Europe doubts as Covid-19 vaccines for vaccination and pandemic grind

BERLIN – Susan Tabbach feels drained. She worked full-time with her three young children at home and cared for them during lock-in, while worrying about her older parents not being vaccinated.

She sees little prospect of relief. “I’m just exhausted,” said the 41-year-old architect from Aachen, a German city near the Belgian-Dutch border. “At least I didn’t go down without explaining myself first.”

Europeans of all ages, from children to grandparents, are becoming exhausted with a crisis now entering its second year, the end of which seems beyond the horizon. Vaccinations are progressing at an icy pace, Covid-19 cases are increasing again and increasingly unpopular governments are imposing new restrictions on a weekly basis.

The mixture of pessimism, resignation and anger contrasts with feelings of optimism elsewhere in the West, especially in the US and the UK, where vaccinations are progressing much faster and attention is shifting to the reopening of the economy.

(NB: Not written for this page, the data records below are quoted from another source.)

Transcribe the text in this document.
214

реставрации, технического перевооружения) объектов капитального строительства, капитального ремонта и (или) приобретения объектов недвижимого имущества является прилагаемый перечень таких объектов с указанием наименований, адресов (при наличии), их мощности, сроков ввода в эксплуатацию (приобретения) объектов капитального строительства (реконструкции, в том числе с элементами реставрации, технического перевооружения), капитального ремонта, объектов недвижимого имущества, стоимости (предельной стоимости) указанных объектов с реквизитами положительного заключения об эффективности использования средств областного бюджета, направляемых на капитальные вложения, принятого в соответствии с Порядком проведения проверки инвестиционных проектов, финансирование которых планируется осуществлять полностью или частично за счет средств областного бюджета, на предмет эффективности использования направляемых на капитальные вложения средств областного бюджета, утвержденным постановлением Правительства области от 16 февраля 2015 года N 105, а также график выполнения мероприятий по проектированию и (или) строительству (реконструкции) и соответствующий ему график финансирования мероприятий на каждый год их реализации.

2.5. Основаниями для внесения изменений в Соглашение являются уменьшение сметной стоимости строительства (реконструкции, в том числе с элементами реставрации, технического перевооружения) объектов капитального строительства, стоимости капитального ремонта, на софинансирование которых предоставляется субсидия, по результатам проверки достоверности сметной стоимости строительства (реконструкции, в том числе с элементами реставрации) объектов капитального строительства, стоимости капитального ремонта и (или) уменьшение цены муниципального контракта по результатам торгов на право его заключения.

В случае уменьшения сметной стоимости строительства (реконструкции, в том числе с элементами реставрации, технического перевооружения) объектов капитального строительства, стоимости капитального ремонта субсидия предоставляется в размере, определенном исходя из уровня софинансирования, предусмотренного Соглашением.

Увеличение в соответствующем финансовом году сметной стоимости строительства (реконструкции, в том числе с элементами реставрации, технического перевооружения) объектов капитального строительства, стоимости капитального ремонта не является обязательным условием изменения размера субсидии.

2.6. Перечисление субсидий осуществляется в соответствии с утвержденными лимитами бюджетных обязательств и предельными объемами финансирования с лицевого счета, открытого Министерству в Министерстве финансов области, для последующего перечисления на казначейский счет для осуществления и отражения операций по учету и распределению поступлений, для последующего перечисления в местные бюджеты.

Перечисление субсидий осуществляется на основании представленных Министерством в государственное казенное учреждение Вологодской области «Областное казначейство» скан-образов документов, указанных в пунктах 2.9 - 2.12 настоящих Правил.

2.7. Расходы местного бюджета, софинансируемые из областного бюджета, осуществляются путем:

Germany is a striking case of changing happiness. The country did well in the first phase of the pandemic last year, and the authorities received praise for keeping infections and deaths low. Now, after four months of largely ineffective locks and with a slow and bureaucratic vaccination regime that has so far not gained momentum, infections are rising again and the government is seeing the polls drop.